The leaves are turning, the air is crisper, the bookstores are open … and you need a new paperback, don’t you? Here are six freshly minted ones for fall reading.
“No Stopping Us Now: The Adventures of Older Women in American History” by Gail Collins (Little, Brown, $18.99). Collins, a longtime editorial writer for The New York Times, here takes a lighthearted look at noteworthy American women of a certain age, beginning with Martha Washington in the colonial era and ending with the 90th birthday party of National Organization for Women co-founder Muriel Fox. “Collins juggles vignettes, longer portraits of both well-known and comparatively obscure Black and white women, and tales of racism, sexism, and ageism,” wrote a Publishers Weekly reviewer, noting that the author “inserts significant data with a light touch and leavens the subject matter with her signature humorous tone. This enjoyable and informative historical survey will delight Collins’s fans and bring in some new ones.”
“The World That We Knew” by Alice Hoffman (Simon & Schuster, $14.99). Hoffman, whose many novels often feature a delicate magic realism, here combines that trademark with a story rooted in history. This novel takes place in Germany and France in the 1940s, following a young girl escaping the Gestapo with the aid of a magical creature of Jewish myth. Hoffman, wrote a Kirkus Reviews critic, “employs her signature lyricism to express the agony of the Holocaust with a depth seldom equaled in more seemingly realistic accounts … A spellbinding portrait of what it means to be human in an inhuman world.”
“Underland: A Deep Time Journey” by Robert Macfarlane (Norton, $17.95). A bestseller and winner of the National Outdoor Book Award, Macfarlane’s book examines the Earth’s underworlds as they exist in myth, literature, memory and the land itself. Reviewing for The Guardian, William Dalrymple called it “one of the most ambitious works of narrative nonfiction of our age,” noting that it took Macfarlane 10 years to complete. “There is throughout a transcendent beauty to Macfarlane’s prose, and occasional moments of epiphany and even ecstasy,” he writes. “But as always with Macfarlane’s books, the tales of adventures are only a takeoff point for discussions of deeper concerns: the relationship between man and landscape, the instability of time and place, and perhaps above all, the fragility of all we are and all we create.”

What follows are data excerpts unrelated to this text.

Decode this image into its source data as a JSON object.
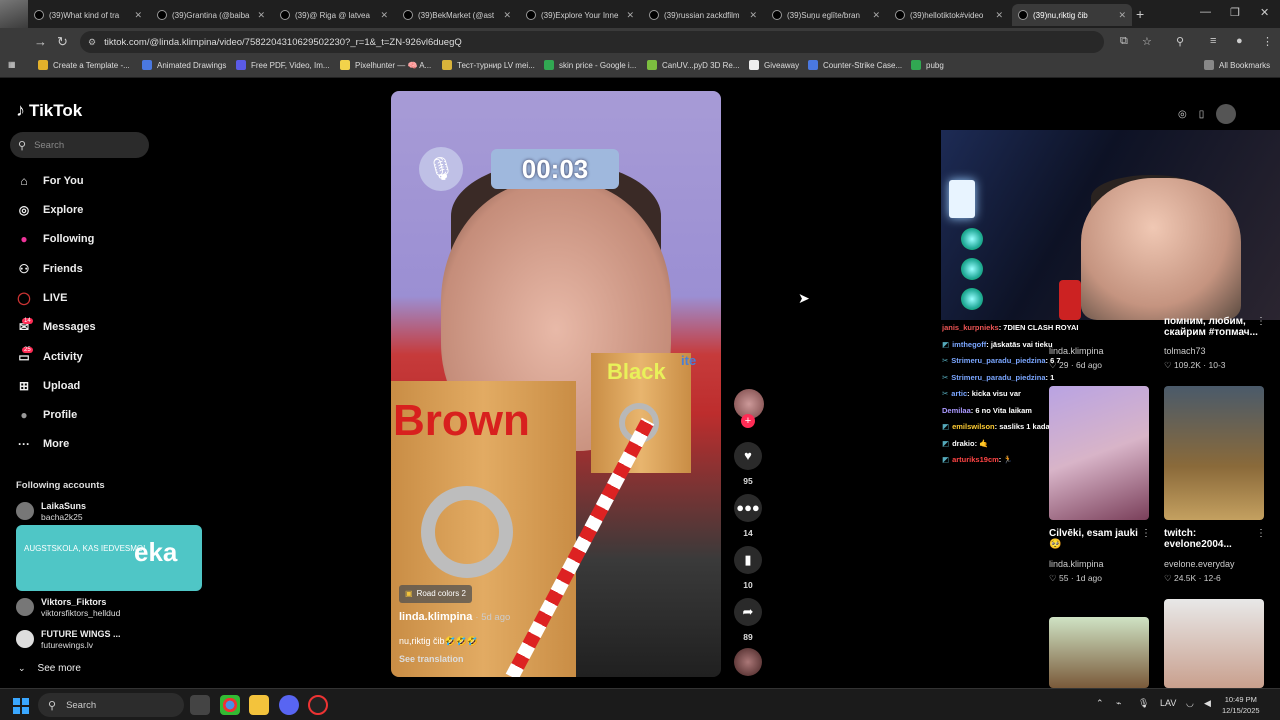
{
  "browser": {
    "tabs": [
      {
        "label": "(39)What kind of tra"
      },
      {
        "label": "(39)Grantina (@baiba"
      },
      {
        "label": "(39)@ Riga @ latvea"
      },
      {
        "label": "(39)BekMarket (@ast"
      },
      {
        "label": "(39)Explore Your Inne"
      },
      {
        "label": "(39)russian zackdfilm"
      },
      {
        "label": "(39)Suņu eglīte/bran"
      },
      {
        "label": "(39)hellotiktok#video"
      },
      {
        "label": "(39)nu,riktig čib"
      }
    ],
    "url": "tiktok.com/@linda.klimpina/video/7582204310629502230?_r=1&_t=ZN-926vl6duegQ",
    "bookmarks": [
      "Create a Template -...",
      "Animated Drawings",
      "Free PDF, Video, Im...",
      "Pixelhunter — 🧠 A...",
      "Тест-турнир LV mei...",
      "skin price - Google i...",
      "CanUV...pyD 3D Re...",
      "Giveaway",
      "Counter-Strike Case...",
      "pubg"
    ],
    "all_bookmarks": "All Bookmarks"
  },
  "tiktok": {
    "logo": "TikTok",
    "search_placeholder": "Search",
    "nav": [
      {
        "label": "For You",
        "icon": "home-icon"
      },
      {
        "label": "Explore",
        "icon": "compass-icon"
      },
      {
        "label": "Following",
        "icon": "following-icon"
      },
      {
        "label": "Friends",
        "icon": "friends-icon"
      },
      {
        "label": "LIVE",
        "icon": "live-icon"
      },
      {
        "label": "Messages",
        "icon": "messages-icon",
        "badge": "14"
      },
      {
        "label": "Activity",
        "icon": "activity-icon",
        "badge": "25"
      },
      {
        "label": "Upload",
        "icon": "upload-icon"
      },
      {
        "label": "Profile",
        "icon": "profile-icon"
      },
      {
        "label": "More",
        "icon": "more-icon"
      }
    ],
    "following_title": "Following accounts",
    "accounts": [
      {
        "name": "LaikaSuns",
        "user": "bacha2k25"
      },
      {
        "name": "Viktors_Fiktors",
        "user": "viktorsfiktors_helldud"
      },
      {
        "name": "FUTURE WINGS ...",
        "user": "futurewings.lv"
      }
    ],
    "ad": {
      "text": "AUGSTSKOLA, KAS IEDVESMO!",
      "logo": "eka"
    },
    "see_more": "See more"
  },
  "video": {
    "timer": "00:03",
    "words": {
      "brown": "Brown",
      "black": "Black",
      "white": "ite"
    },
    "effect": "Road colors 2",
    "author": "linda.klimpina",
    "time_ago": "· 5d ago",
    "caption": "nu,riktig čib🤣🤣🤣",
    "see_translation": "See translation",
    "likes": "95",
    "comments": "14",
    "saves": "10",
    "shares": "89"
  },
  "chat": [
    {
      "user": "janis_kurpnieks",
      "msg": ": 7DIEN CLASH ROYAL MHM"
    },
    {
      "user": "imthegoff",
      "msg": ": jāskatās vai tieku"
    },
    {
      "user": "Strimeru_paradu_piedzina",
      "msg": ": 6 7"
    },
    {
      "user": "Strimeru_paradu_piedzina",
      "msg": ": 1"
    },
    {
      "user": "artic",
      "msg": ": kicka visu var"
    },
    {
      "user": "Demilaa",
      "msg": ": 6 no Vita laikam"
    },
    {
      "user": "emilswilson",
      "msg": ": sasliks 1 kada cope"
    },
    {
      "user": "drakio",
      "msg": ": 🤙"
    },
    {
      "user": "arturiks19cm",
      "msg": ": 🏃"
    }
  ],
  "cards": [
    {
      "title": "помним, любим, скайрим #топмач...",
      "user": "tolmach73",
      "likes": "109.2K",
      "date": "10-3"
    },
    {
      "title": "",
      "user": "linda.klimpina",
      "likes": "29",
      "date": "6d ago"
    },
    {
      "title": "Cilvēki, esam jauki 🥺",
      "user": "linda.klimpina",
      "likes": "55",
      "date": "1d ago"
    },
    {
      "title": "twitch: evelone2004...",
      "user": "evelone.everyday",
      "likes": "24.5K",
      "date": "12-6"
    }
  ],
  "taskbar": {
    "search": "Search",
    "lang": "LAV",
    "time": "10:49 PM",
    "date": "12/15/2025"
  }
}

“Grand Union” by Zadie Smith (Penguin, $17). British author Smith has long been acclaimed for her novels (“White Teeth,” “On Beauty,” “Swing Time”) and essays (“Feel Free”); this is her first collection of short stories, which includes both previously unpublished new work and stories from early in her career. New York Times reviewer Rebecca Makkai wrote that while the collection was uneven, “it contains some of Smith’s most vibrant, original fiction, the kind of writing she’ll surely be known for. Some of these stories provide hints that everything we’ve seen from her so far will one day be considered her ‘early work,’ that what lies ahead is less charted territory, wilder and less predictable and perhaps less palatable to the casual reader but exactly what she needs to be writing.”
“Shuggie Bain” by Douglas Stuart (Grove/Atlantic, $17). Stuart’s debut novel, about a boy growing up in public housing in 1980s Glasgow, was shortlisted for the 2020 Booker Prize, the National Book Award and the Kirkus Prize. It is, wrote reviewer Leah Hager Cohen in The New York Times, a wrenchingly sad novel: “the book would be just about unbearable were it not for the author’s astonishing capacity for love. … He shows us lots of monstrous behavior, but not a single monster — only damage. If he has a sharp eye for brokenness, he is even keener on the inextinguishable flicker of love that remains.”
“Trick Mirror: Reflections on Self Delusion” by Jia Tolentino (Random House, $18). The staff writer for The New Yorker makes her debut essay collection, which won the 2020 Whiting Award for Nonfiction. The selection committee for that award wrote that Tolentino “is more than a chronicler of our particular moment; she is our critic and translator, a decoder who can see the profound in the ordinary. Her debut collection of essays is a marvel, a book that captures what seems unknowable about the internet and what it is to grow up in its orbit, to become misshapen and seduced by it, defined by it. … These essays are compulsively readable, and shot through with surprise, offering us the delights of eloquence and the satisfactions of her deep, inquiring mind.”